1929 : Accords de Latran qui crée l’État du Vatican sous le règne de Pie XI.
Les accords comprennent trois conventions distinctes :
- un traité politique qui règle la « question romaine » ;
- une convention financière qui dédommage le Saint-Siège ; Mussolini propose cette même somme augmentée de ses intérêts, portant le montant total à 4 milliards de lires. Cette somme n’est pas versée directement au Vatican. Le Saint-Siège reçoit en fait 750 millions de lires en argent comptant et des titres à 5 % d’une valeur nominale d’un milliard de lires, confiés par Pie XI à l’Administration spéciale des biens du Saint-Siège.

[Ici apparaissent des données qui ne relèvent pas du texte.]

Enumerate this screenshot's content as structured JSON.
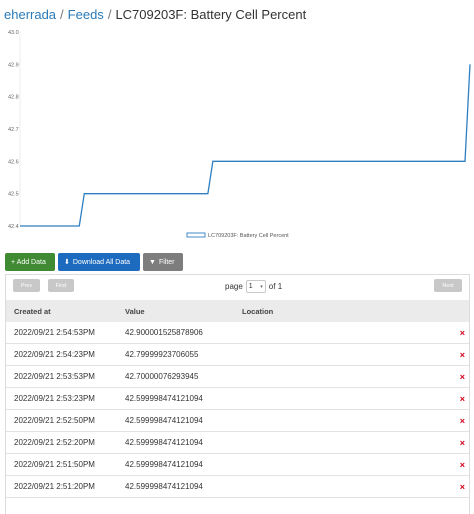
{
  "breadcrumb": {
    "user": "eherrada",
    "feeds": "Feeds",
    "sep1": "/",
    "sep2": "/",
    "title": "LC709203F: Battery Cell Percent"
  },
  "chart_data": {
    "type": "line",
    "title": "",
    "xlabel": "",
    "ylabel": "",
    "ylim": [
      42.4,
      43.0
    ],
    "yticks": [
      "43.0",
      "42.9",
      "42.8",
      "42.7",
      "42.6",
      "42.5",
      "42.4"
    ],
    "step": true,
    "series": [
      {
        "name": "LC709203F: Battery Cell Percent",
        "color": "#2f7fc1",
        "x": [
          0,
          1,
          2,
          3,
          4,
          5,
          6,
          7
        ],
        "values": [
          42.4,
          42.5,
          42.5,
          42.6,
          42.6,
          42.6,
          42.6,
          42.9
        ]
      }
    ],
    "legend": "bottom-center",
    "grid": false
  },
  "toolbar": {
    "add": "+ Add Data",
    "download": "Download All Data",
    "filter": "Filter",
    "download_icon": "download-icon",
    "filter_icon": "filter-icon"
  },
  "pager": {
    "prev": "Prev",
    "first": "First",
    "next": "Next",
    "page_label": "page",
    "page_value": "1",
    "of_label": "of 1"
  },
  "table": {
    "headers": {
      "created": "Created at",
      "value": "Value",
      "location": "Location"
    },
    "rows": [
      {
        "created": "2022/09/21 2:54:53PM",
        "value": "42.900001525878906",
        "location": ""
      },
      {
        "created": "2022/09/21 2:54:23PM",
        "value": "42.79999923706055",
        "location": ""
      },
      {
        "created": "2022/09/21 2:53:53PM",
        "value": "42.70000076293945",
        "location": ""
      },
      {
        "created": "2022/09/21 2:53:23PM",
        "value": "42.599998474121094",
        "location": ""
      },
      {
        "created": "2022/09/21 2:52:50PM",
        "value": "42.599998474121094",
        "location": ""
      },
      {
        "created": "2022/09/21 2:52:20PM",
        "value": "42.599998474121094",
        "location": ""
      },
      {
        "created": "2022/09/21 2:51:50PM",
        "value": "42.599998474121094",
        "location": ""
      },
      {
        "created": "2022/09/21 2:51:20PM",
        "value": "42.599998474121094",
        "location": ""
      }
    ],
    "delete_icon": "×"
  }
}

- un concordat qui statue sur la position de l’Église en Italie. Les juridictions ecclésiastiques sont reconnues en matière spirituelle et disciplinaire, un prêtre apostat pouvant ainsi se voir refuser un emploi public.
1933 : Le parti Nazi arrive au pouvoir et un accord (le concorda du 20 juillet 1933) est rapidement signé entre le Saint-Siège, représenté par le futur Pie XII (Cardinal Pacelli), qui est secrétaire d’État et le Reich Allemand représenté par le vice-chancelier Franz Von Papen. Cet accord fut revalidé en 1957 et est toujours en vigueur. Par contre l’accord n’est pas respecté par les nazis.

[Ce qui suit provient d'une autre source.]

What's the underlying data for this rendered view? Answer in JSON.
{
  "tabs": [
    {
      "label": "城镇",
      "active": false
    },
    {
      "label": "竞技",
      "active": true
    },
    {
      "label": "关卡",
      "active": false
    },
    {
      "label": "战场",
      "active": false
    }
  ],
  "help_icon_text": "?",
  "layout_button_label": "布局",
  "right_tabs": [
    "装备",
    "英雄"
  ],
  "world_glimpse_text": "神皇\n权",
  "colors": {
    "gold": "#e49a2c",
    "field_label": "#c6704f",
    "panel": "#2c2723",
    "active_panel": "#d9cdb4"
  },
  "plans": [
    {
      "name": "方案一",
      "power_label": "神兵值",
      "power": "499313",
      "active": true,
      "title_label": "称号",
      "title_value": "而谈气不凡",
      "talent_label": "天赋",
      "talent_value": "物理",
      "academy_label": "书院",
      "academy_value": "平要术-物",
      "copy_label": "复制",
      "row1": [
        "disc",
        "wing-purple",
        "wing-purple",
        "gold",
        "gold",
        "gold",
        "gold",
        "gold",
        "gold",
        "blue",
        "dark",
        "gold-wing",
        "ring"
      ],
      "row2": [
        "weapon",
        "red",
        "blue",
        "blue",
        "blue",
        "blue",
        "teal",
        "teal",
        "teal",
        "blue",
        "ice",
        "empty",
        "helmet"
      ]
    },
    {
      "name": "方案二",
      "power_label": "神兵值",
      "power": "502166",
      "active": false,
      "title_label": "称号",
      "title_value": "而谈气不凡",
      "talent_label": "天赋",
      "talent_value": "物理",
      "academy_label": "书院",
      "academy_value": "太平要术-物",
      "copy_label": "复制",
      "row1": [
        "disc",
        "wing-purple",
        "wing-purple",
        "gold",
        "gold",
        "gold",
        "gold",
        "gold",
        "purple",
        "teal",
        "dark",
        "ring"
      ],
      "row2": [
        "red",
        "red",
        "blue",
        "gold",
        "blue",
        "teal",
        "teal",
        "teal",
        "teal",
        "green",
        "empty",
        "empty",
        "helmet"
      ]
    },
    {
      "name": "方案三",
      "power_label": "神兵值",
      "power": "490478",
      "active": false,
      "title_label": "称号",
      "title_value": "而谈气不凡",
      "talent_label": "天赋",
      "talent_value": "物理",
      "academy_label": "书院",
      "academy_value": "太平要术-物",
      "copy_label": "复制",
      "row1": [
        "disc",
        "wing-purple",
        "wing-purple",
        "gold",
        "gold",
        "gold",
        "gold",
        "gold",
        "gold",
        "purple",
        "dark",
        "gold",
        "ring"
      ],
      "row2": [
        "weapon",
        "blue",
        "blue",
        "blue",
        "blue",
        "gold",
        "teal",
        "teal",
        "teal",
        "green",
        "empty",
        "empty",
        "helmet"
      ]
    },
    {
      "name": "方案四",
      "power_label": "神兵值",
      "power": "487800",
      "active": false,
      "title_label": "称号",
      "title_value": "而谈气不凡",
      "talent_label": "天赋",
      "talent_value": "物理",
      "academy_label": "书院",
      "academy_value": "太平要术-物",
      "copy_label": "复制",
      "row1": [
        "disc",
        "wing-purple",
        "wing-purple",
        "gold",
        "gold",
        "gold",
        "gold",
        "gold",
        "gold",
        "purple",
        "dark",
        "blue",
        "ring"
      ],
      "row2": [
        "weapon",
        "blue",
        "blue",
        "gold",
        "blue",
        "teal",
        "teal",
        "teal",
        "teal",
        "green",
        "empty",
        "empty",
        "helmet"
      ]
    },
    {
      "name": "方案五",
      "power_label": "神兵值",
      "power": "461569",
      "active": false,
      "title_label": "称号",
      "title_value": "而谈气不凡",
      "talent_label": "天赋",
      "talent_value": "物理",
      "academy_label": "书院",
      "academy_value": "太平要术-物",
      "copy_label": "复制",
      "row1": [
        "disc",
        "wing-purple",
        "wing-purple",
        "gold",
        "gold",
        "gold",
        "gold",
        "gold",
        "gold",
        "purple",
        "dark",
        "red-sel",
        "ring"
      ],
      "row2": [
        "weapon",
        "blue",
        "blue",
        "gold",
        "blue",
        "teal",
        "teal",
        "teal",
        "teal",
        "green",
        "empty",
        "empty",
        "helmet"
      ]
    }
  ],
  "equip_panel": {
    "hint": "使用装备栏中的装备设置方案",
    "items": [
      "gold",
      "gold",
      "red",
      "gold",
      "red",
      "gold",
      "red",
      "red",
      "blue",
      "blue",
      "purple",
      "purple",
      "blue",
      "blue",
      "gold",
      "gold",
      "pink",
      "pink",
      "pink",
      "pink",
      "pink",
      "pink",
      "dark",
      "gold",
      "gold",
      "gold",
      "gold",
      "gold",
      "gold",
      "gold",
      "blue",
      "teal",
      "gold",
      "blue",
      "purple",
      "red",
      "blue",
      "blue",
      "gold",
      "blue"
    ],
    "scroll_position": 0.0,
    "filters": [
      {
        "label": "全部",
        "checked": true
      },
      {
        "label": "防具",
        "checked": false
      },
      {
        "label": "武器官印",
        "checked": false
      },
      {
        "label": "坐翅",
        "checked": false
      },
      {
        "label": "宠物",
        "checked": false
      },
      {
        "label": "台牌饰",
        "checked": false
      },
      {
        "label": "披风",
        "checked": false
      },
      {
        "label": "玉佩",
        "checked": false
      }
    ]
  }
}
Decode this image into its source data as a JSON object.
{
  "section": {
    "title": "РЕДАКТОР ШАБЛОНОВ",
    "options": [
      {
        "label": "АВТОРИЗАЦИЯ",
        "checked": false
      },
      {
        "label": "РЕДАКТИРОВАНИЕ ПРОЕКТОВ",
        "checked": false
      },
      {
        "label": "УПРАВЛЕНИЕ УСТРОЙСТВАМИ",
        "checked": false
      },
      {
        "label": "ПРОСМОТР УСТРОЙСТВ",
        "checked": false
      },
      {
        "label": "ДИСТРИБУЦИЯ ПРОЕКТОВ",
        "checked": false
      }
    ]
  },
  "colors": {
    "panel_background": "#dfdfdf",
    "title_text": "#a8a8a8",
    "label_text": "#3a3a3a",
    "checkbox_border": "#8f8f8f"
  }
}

10 mars 1937 : Pie XI publie l’encyclique Mit brennender Sorge (Avec une brulante quiétude) qui condamne le national-nazisme de Hitler. Cet encyclique fut le travail d’un groupe de cardinaux et d’évêques parrainés par le cardinal Eugenio Pacelli (futur Pie XII) alors secrétaire d’état.

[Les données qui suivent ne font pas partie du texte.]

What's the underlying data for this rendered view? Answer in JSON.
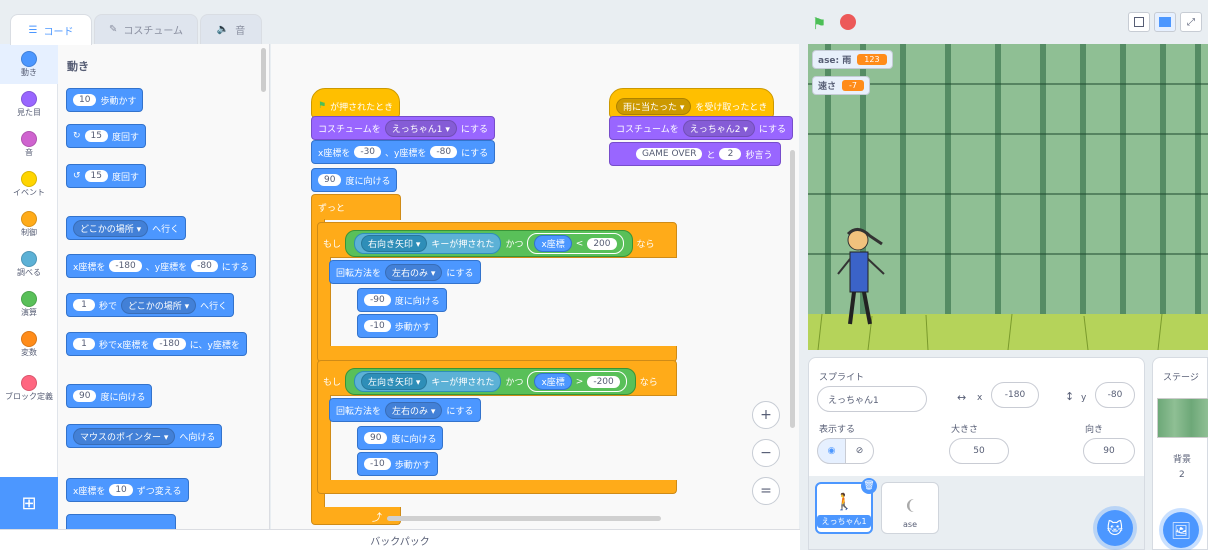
{
  "tabs": [
    {
      "label": "コード"
    },
    {
      "label": "コスチューム"
    },
    {
      "label": "音"
    }
  ],
  "categories": [
    {
      "label": "動き",
      "color": "#4c97ff"
    },
    {
      "label": "見た目",
      "color": "#9966ff"
    },
    {
      "label": "音",
      "color": "#cf63cf"
    },
    {
      "label": "イベント",
      "color": "#ffd500"
    },
    {
      "label": "制御",
      "color": "#ffab19"
    },
    {
      "label": "調べる",
      "color": "#5cb1d6"
    },
    {
      "label": "演算",
      "color": "#59c059"
    },
    {
      "label": "変数",
      "color": "#ff8c1a"
    },
    {
      "label": "ブロック定義",
      "color": "#ff6680"
    }
  ],
  "palette": {
    "title": "動き",
    "move_steps": "10",
    "move_label": "歩動かす",
    "turn_right": "15",
    "turn_label": "度回す",
    "turn_left": "15",
    "goto_menu": "どこかの場所",
    "goto_label": "へ行く",
    "xy_x_label": "x座標を",
    "xy_x": "-180",
    "xy_y_label": "、y座標を",
    "xy_y": "-80",
    "xy_suffix": "にする",
    "glide_secs": "1",
    "glide_sec_label": "秒で",
    "glide_menu": "どこかの場所",
    "glide_label": "へ行く",
    "glide_xy_secs": "1",
    "glide_xy_label": "秒でx座標を",
    "glide_xy_x": "-180",
    "glide_xy_mid": "に、y座標を",
    "point_dir": "90",
    "point_label": "度に向ける",
    "point_towards_menu": "マウスのポインター",
    "point_towards_label": "へ向ける",
    "change_x_label": "x座標を",
    "change_x": "10",
    "change_x_suffix": "ずつ変える"
  },
  "script1": {
    "hat": "が押されたとき",
    "costume_label": "コスチュームを",
    "costume_menu": "えっちゃん1",
    "costume_suffix": "にする",
    "xy_x_label": "x座標を",
    "xy_x": "-30",
    "xy_y_label": "、y座標を",
    "xy_y": "-80",
    "xy_suffix": "にする",
    "point": "90",
    "point_label": "度に向ける",
    "forever": "ずっと",
    "if1": {
      "if": "もし",
      "key": "右向き矢印",
      "pressed": "キーが押された",
      "and": "かつ",
      "xpos": "x座標",
      "op": "<",
      "value": "200",
      "then": "なら",
      "rot_label": "回転方法を",
      "rot_menu": "左右のみ",
      "rot_suffix": "にする",
      "dir": "-90",
      "dir_label": "度に向ける",
      "steps": "-10",
      "steps_label": "歩動かす"
    },
    "if2": {
      "if": "もし",
      "key": "左向き矢印",
      "pressed": "キーが押された",
      "and": "かつ",
      "xpos": "x座標",
      "op": ">",
      "value": "-200",
      "then": "なら",
      "rot_label": "回転方法を",
      "rot_menu": "左右のみ",
      "rot_suffix": "にする",
      "dir": "90",
      "dir_label": "度に向ける",
      "steps": "-10",
      "steps_label": "歩動かす"
    }
  },
  "script2": {
    "msg_menu": "雨に当たった",
    "hat_label": "を受け取ったとき",
    "costume_label": "コスチュームを",
    "costume_menu": "えっちゃん2",
    "costume_suffix": "にする",
    "say_text": "GAME OVER",
    "say_and": "と",
    "say_secs": "2",
    "say_label": "秒言う"
  },
  "zoom": {
    "in": "+",
    "out": "−",
    "reset": "="
  },
  "backpack": "バックパック",
  "monitors": [
    {
      "label": "ase: 雨",
      "value": "123"
    },
    {
      "label": "速さ",
      "value": "-7"
    }
  ],
  "sprite_info": {
    "sprite_label": "スプライト",
    "sprite_name": "えっちゃん1",
    "x_label": "x",
    "x": "-180",
    "y_label": "y",
    "y": "-80",
    "show_label": "表示する",
    "size_label": "大きさ",
    "size": "50",
    "dir_label": "向き",
    "dir": "90"
  },
  "sprites": [
    {
      "name": "えっちゃん1"
    },
    {
      "name": "ase"
    }
  ],
  "stage_panel": {
    "title": "ステージ",
    "backdrop_label": "背景",
    "backdrop_count": "2"
  },
  "colors": {
    "motion": "#4c97ff",
    "looks": "#9966ff",
    "control": "#ffab19",
    "event": "#ffbf00",
    "operators": "#59c059",
    "variables": "#ff8c1a"
  }
}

19 mars 1937 : Préparé par Vladimir Ledóchowski, supérieur des Jésuites, Pie XI publie l’encyclique Divini Redemptoris affirmant que le communisme athée est « intrinsèquement pervers » et qu’aucun Chrétien ne doit collaborer avec eux. Pie XII expliquera au Américains qu’il fallait distinguer entre « régime soviétique » et le « peuple russe » pour les justifier de collaborer pour battre les nazis.
Mai 1938 : Hitler visite Rome mais le Pape Pie XI et Eugenio Pacelli (futur Pie XII), s’absentent avant l’arrivée du Fuhrer pour ne pas le rencontrer. La même année, Il ordonne aux universités catholiques d’organiser un enseignement contre l’antisémitisme et le racisme. Il demande également au supérieur des Jésuites, Vladimir Ledóchowski, de lui préparer une autre encyclique (Humani generis unitas) contre le nazisme ainsi qu’un discours dénonçant les écoutes et les déformations des propos de l’église par les fascistes.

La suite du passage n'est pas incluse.